Open source, composable payments platform | PCI compliant | SaaS and Self-host options | Enables connectivity to multiple payment, payout, fraud, vault and tokenization providers | Uplifts authorization with intelligent routing and revenue recovery | Reduce payment processing costs with cost observability | Reduces payment ops with reconciliation

Hyperswitch is a Rust-based payments orchestration layer that sits in front of your payment processors — Stripe, Adyen, Braintree, and 120+ others — handling routing, retries, vaulting, and reconciliation behind a single API. It's for engineering teams large enough to care about PSP fees and authorization rate optimization, but tired of paying Spreedly or building their own switch. Backed by Juspay, which processes payments for large Indian enterprises, so this isn't a hobby project.

Written in Rust throughout the core — the performance and memory safety story is real, not marketing. The intelligent routing engine with success-rate feedback loops is genuinely useful: routing around a PSP having a bad day is the kind of thing that takes months to build in-house. The modular architecture lets you adopt just the vault or just the routing layer without running the full stack, which lowers the barrier to actually trying it. The ecosystem is well-organized — separate repos for the card vault, encryption service, control center, and client SDKs, each with clear dependency boundaries rather than one monorepo blob.

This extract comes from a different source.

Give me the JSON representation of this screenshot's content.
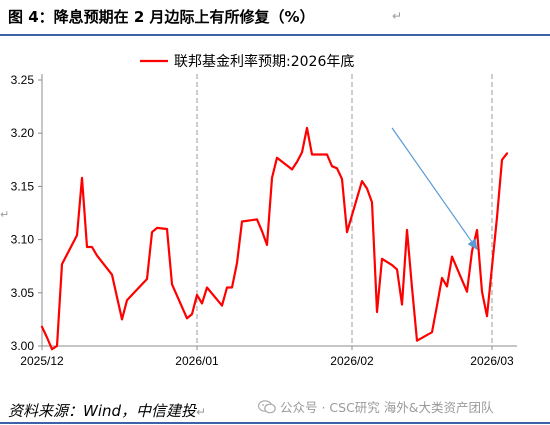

The control center is written in ReScript, which is a hiring and maintenance problem — most teams don't have anyone who can write it, and the talent pool for contributors is tiny. v1 and v2 APIs coexist with significant overlap, and the migration path isn't clean; you'll need to track which endpoints you're on. Self-hosting the full stack means running at minimum the app server, card vault, encryption service, and control center — Kubernetes is the recommended path, and the operational surface area is large for a team without dedicated infrastructure. PCI compliance is claimed but not handed to you: you still need to scope your own environment correctly, and the documentation on what the self-hosted deployment actually certifies is thin.